Muck About says: So stop arguing over “manufacturing jobs” and start figuring out how to survive to come out the other side of what is barreling down upon us and do it with sufficient resources to start over. That’s all we can do

Think happy thoughts ,muck .If you think happy thought ,surely your dream will all come true.
We can all be happy shiny people.
http://www.youtube.com/watch?v=iCQ0vDAbF7s

If that doesn’t work for you, try looking backwards toward the future..

Industrial Policy: New Wine in Old Bottles
Posted by Brad Spangler on Jan 1, 2009 in Studies • Comments (9)

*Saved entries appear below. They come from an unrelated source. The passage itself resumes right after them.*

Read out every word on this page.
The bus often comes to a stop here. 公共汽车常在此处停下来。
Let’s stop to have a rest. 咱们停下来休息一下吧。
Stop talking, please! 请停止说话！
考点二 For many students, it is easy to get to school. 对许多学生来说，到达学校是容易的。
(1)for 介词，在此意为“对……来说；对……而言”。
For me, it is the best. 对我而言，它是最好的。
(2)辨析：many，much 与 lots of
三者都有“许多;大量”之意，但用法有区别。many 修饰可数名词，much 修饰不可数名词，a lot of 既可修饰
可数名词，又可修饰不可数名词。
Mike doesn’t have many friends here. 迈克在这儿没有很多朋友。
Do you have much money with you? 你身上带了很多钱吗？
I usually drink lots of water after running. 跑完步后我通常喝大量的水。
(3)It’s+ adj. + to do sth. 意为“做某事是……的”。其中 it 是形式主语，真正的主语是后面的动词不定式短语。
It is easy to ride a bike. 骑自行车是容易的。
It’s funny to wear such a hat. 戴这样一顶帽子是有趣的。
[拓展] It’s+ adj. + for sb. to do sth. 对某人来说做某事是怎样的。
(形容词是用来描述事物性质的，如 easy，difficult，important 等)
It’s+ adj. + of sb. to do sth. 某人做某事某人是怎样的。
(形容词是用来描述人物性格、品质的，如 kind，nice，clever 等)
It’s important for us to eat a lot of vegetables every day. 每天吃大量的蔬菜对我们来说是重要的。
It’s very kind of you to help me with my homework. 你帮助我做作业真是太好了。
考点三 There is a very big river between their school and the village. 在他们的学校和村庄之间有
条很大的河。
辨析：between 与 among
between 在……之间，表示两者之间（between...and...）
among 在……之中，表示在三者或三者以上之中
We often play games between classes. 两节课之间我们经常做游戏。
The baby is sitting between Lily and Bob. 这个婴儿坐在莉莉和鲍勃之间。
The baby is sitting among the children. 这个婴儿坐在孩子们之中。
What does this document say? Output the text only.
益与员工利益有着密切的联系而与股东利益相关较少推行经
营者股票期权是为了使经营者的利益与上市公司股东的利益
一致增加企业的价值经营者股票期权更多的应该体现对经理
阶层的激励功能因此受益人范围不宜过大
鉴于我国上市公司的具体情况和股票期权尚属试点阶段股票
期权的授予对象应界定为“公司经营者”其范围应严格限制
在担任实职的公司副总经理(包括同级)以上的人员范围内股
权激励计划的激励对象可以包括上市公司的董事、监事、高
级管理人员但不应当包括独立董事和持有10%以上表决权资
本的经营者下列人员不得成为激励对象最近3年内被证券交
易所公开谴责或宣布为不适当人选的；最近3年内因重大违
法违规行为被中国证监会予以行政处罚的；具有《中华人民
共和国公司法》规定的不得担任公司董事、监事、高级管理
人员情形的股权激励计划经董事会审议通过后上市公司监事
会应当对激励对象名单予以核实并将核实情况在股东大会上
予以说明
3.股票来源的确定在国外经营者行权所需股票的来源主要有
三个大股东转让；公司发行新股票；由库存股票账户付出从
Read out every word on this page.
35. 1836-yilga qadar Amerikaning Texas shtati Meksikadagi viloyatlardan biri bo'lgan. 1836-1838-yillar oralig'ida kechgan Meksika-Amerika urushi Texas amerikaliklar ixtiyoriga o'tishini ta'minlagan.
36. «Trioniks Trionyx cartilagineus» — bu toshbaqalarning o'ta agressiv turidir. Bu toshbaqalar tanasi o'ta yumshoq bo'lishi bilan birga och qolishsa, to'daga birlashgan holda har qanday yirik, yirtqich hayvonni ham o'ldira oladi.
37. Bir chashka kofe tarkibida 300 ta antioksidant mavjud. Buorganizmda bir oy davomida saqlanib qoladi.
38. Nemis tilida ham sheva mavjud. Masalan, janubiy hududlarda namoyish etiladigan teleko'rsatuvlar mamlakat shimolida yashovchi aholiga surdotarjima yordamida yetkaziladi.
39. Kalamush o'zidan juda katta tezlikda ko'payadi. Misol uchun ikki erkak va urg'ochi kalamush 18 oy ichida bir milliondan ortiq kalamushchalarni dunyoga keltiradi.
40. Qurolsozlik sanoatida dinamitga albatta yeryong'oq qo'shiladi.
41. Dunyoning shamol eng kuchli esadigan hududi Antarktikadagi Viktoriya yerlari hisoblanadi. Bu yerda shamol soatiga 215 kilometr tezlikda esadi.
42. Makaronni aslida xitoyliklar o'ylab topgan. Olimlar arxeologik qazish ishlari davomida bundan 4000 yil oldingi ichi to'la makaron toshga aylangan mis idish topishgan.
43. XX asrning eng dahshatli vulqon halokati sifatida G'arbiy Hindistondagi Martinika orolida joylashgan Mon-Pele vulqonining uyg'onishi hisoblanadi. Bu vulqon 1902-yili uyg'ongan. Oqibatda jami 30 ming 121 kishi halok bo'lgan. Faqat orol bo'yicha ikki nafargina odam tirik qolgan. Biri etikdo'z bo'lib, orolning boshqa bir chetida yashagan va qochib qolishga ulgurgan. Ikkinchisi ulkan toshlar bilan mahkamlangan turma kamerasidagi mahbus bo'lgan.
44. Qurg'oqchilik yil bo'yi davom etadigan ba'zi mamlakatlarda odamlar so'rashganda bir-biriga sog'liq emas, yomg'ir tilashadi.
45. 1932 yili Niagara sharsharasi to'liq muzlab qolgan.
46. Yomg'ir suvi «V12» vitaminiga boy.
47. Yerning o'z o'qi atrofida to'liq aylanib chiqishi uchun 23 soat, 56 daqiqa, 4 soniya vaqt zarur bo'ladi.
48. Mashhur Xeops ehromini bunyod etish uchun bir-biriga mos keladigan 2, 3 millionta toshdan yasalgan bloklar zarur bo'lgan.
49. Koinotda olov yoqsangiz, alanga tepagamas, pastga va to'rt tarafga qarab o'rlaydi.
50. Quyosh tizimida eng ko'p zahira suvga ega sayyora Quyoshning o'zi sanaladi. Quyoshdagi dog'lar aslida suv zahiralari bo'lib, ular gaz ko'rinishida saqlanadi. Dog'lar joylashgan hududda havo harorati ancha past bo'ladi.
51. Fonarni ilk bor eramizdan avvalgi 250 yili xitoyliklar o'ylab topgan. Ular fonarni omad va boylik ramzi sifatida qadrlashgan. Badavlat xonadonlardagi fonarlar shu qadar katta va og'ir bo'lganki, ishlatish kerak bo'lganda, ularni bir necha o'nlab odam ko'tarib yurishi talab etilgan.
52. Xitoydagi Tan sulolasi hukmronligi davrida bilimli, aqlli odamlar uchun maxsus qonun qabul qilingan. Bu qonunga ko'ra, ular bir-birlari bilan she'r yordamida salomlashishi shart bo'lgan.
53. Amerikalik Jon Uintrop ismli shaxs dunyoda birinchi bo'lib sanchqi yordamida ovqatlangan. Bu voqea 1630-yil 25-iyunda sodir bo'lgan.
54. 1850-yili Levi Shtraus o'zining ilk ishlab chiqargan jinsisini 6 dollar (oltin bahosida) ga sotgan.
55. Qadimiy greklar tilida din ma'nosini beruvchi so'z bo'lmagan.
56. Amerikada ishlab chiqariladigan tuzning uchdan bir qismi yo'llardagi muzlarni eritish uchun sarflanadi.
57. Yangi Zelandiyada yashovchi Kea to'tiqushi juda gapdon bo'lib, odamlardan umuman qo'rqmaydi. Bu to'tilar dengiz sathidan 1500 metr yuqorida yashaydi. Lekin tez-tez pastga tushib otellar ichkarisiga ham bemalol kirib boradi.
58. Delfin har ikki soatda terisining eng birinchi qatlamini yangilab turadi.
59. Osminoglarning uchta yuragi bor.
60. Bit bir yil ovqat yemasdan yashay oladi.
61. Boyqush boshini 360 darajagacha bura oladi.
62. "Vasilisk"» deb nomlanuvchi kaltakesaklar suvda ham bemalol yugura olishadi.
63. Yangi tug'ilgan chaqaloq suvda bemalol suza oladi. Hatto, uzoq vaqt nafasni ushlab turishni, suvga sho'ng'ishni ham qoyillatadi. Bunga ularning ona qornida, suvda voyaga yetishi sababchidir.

Industrial Policy: New Wine In Old Bottles

In this study, Kevin Carson asserts that the existing capitalist economic system is a result of State industrial policy suppressing libertarian alternatives. That status quo, however, is unsustainable according to Carson. Getting government out of the way would unleash market forces to birth a “neotechnic” economy of previously unmatched prosperity. Download: Industrial Policy: New Wine in Old Bottles

flash
flash
January 25, 2012 6:21 am

BTW, muck, mfging does not have to be TBTF mega-conglomerate subsidized by the state. Advances in technology have made it possible for small enterprise to flourish.
Only the value (or devalue of) currency stands in the way. We’ll that and Big Brother of Ten Thousand Regs.
The question remains ,will people be allowed to recognize true value and trade in reality or will another system of corporatist fraud and fiat supplant the former ?

I have no doubt it will be tried , but with what success?